# Shorts with Thin Chamois



## gearloose (Feb 25, 2007)

For the last several years I've worn Cannondale Classic Shorts on longer rides, 60 to 100 miles, because they have a thin chamois. These are their low end (cheapest) shorts. I've tried their more expensive shorts and those of other manufacturers, but the C'dale Classics and my derriere play well together for longer rides. Shorts with a thick chamois don't work for me over about 45 to 50 miles.

I learned recently that Cannondale is no longer selling their own shorts and have gone to Sugoi shorts. I tried a pair of the Sugois with their thinnest chamois, and they're OK but not great.

I have one pair of the C'dales left which I'm saving for centuries.

Anyone out there like me who prefers a thin chamois? What brand/model are you wearing?


----------



## Mapei (Feb 3, 2004)

Yeah, my old Campy shorts have a thin chamois. They're also my least favorite shorts. I agree that the modern penchant for thick thick thick is kind of annoying but I have a feeling that that's what sells.


----------



## velodog (Sep 26, 2007)

Kucharik makes shorts with leather chamois, probably won't find anything thinner than that. They are in wool shorts. I haven't used a leather chamois in lots of years and know nothing about the Kucharik's except they are gonna be high maintenance.

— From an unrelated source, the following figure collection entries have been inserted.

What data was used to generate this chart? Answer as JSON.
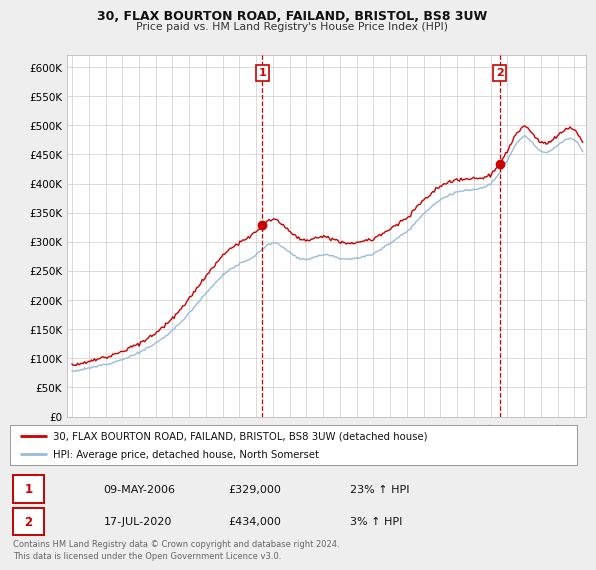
{
  "title1": "30, FLAX BOURTON ROAD, FAILAND, BRISTOL, BS8 3UW",
  "title2": "Price paid vs. HM Land Registry's House Price Index (HPI)",
  "ylim": [
    0,
    620000
  ],
  "yticks": [
    0,
    50000,
    100000,
    150000,
    200000,
    250000,
    300000,
    350000,
    400000,
    450000,
    500000,
    550000,
    600000
  ],
  "xlim_start": 1994.7,
  "xlim_end": 2025.7,
  "bg_color": "#eeeeee",
  "plot_bg_color": "#ffffff",
  "grid_color": "#cccccc",
  "line1_color": "#cc0000",
  "line2_color": "#99bbdd",
  "sale1_year": 2006.36,
  "sale1_price": 329000,
  "sale2_year": 2020.54,
  "sale2_price": 434000,
  "legend_line1": "30, FLAX BOURTON ROAD, FAILAND, BRISTOL, BS8 3UW (detached house)",
  "legend_line2": "HPI: Average price, detached house, North Somerset",
  "table_data": [
    [
      "1",
      "09-MAY-2006",
      "£329,000",
      "23% ↑ HPI"
    ],
    [
      "2",
      "17-JUL-2020",
      "£434,000",
      "3% ↑ HPI"
    ]
  ],
  "footer": "Contains HM Land Registry data © Crown copyright and database right 2024.\nThis data is licensed under the Open Government Licence v3.0.",
  "vline_color": "#cc0000",
  "hpi_years": [
    1995,
    1996,
    1997,
    1998,
    1999,
    2000,
    2001,
    2002,
    2003,
    2004,
    2005,
    2006,
    2007,
    2008,
    2009,
    2010,
    2011,
    2012,
    2013,
    2014,
    2015,
    2016,
    2017,
    2018,
    2019,
    2020,
    2021,
    2022,
    2023,
    2024,
    2025
  ],
  "hpi_values": [
    78000,
    83000,
    90000,
    98000,
    110000,
    126000,
    148000,
    178000,
    212000,
    242000,
    262000,
    278000,
    298000,
    282000,
    270000,
    278000,
    272000,
    272000,
    280000,
    298000,
    318000,
    348000,
    372000,
    385000,
    390000,
    400000,
    440000,
    480000,
    455000,
    465000,
    475000
  ]
}
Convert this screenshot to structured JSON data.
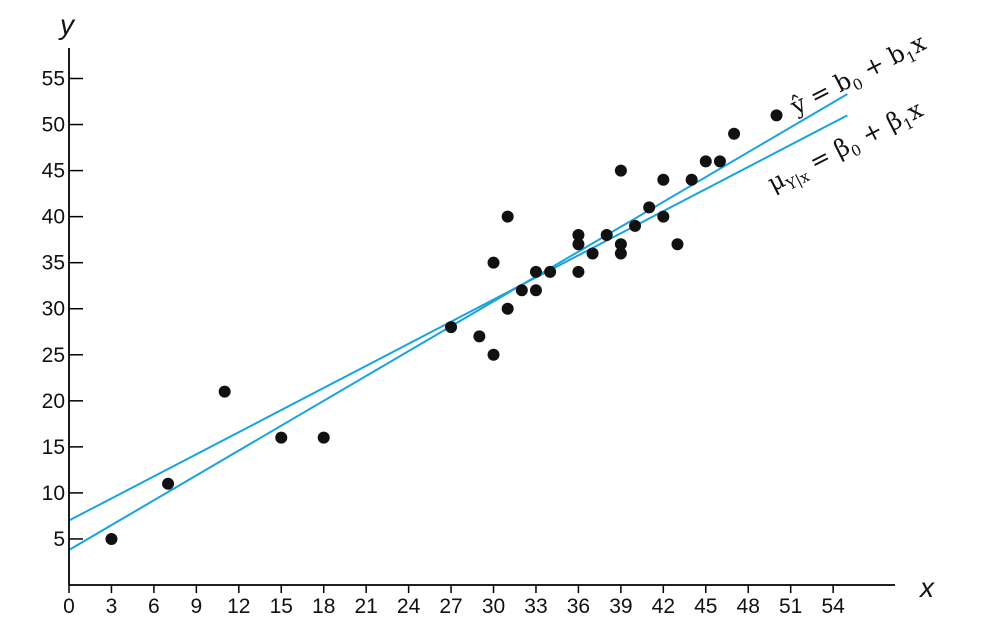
{
  "chart_data": {
    "type": "scatter",
    "xlabel": "x",
    "ylabel": "y",
    "xlim": [
      0,
      57
    ],
    "ylim": [
      0,
      57
    ],
    "x_ticks": [
      0,
      3,
      6,
      9,
      12,
      15,
      18,
      21,
      24,
      27,
      30,
      33,
      36,
      39,
      42,
      45,
      48,
      51,
      54
    ],
    "y_ticks": [
      5,
      10,
      15,
      20,
      25,
      30,
      35,
      40,
      45,
      50,
      55
    ],
    "grid": false,
    "points": [
      {
        "x": 3,
        "y": 5
      },
      {
        "x": 7,
        "y": 11
      },
      {
        "x": 11,
        "y": 21
      },
      {
        "x": 15,
        "y": 16
      },
      {
        "x": 18,
        "y": 16
      },
      {
        "x": 27,
        "y": 28
      },
      {
        "x": 29,
        "y": 27
      },
      {
        "x": 30,
        "y": 25
      },
      {
        "x": 30,
        "y": 35
      },
      {
        "x": 31,
        "y": 30
      },
      {
        "x": 31,
        "y": 40
      },
      {
        "x": 32,
        "y": 32
      },
      {
        "x": 33,
        "y": 32
      },
      {
        "x": 33,
        "y": 34
      },
      {
        "x": 34,
        "y": 34
      },
      {
        "x": 36,
        "y": 34
      },
      {
        "x": 36,
        "y": 37
      },
      {
        "x": 36,
        "y": 38
      },
      {
        "x": 37,
        "y": 36
      },
      {
        "x": 38,
        "y": 38
      },
      {
        "x": 39,
        "y": 36
      },
      {
        "x": 39,
        "y": 37
      },
      {
        "x": 39,
        "y": 45
      },
      {
        "x": 40,
        "y": 39
      },
      {
        "x": 41,
        "y": 41
      },
      {
        "x": 42,
        "y": 40
      },
      {
        "x": 42,
        "y": 44
      },
      {
        "x": 43,
        "y": 37
      },
      {
        "x": 44,
        "y": 44
      },
      {
        "x": 45,
        "y": 46
      },
      {
        "x": 46,
        "y": 46
      },
      {
        "x": 47,
        "y": 49
      },
      {
        "x": 50,
        "y": 51
      }
    ],
    "lines": [
      {
        "label": "ŷ = b0 + b1x",
        "intercept": 3.8,
        "slope": 0.9,
        "x_range": [
          0,
          55
        ],
        "color": "#1aa3dc"
      },
      {
        "label": "μY|x = β0 + β1x",
        "intercept": 7.0,
        "slope": 0.8,
        "x_range": [
          0,
          55
        ],
        "color": "#1aa3dc"
      }
    ],
    "annotations": {
      "fitted_line": {
        "base": "ŷ",
        "eq1": " = b",
        "sub1": "0",
        "eq2": " + b",
        "sub2": "1",
        "eq3": "x"
      },
      "true_line": {
        "base": "μ",
        "sub0": "Y|x",
        "eq1": " = β",
        "sub1": "0",
        "eq2": " + β",
        "sub2": "1",
        "eq3": "x"
      }
    }
  }
}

Wool Shorts Traditional Kucharik

They also have a few different chamois and shorts, but you'd have to research those.


----------



## arai_speed (Aug 19, 2003)

Entry level DeMarchi stuff (sold at Competitive Cyclist) is pretty thin.


----------



## mtrac (Sep 23, 2013)

Nashbar's shorts have a thin chamois. I much prefer my thicker PIs for longer rides but they're also 3x the cost.

Nashbar Isolation Shorts


----------



## Got Time (Jan 23, 2009)

Get some "Tri" stuff -- those have usually a thin chamois
(e.g., Castelli Body Paint Tri shorts)


----------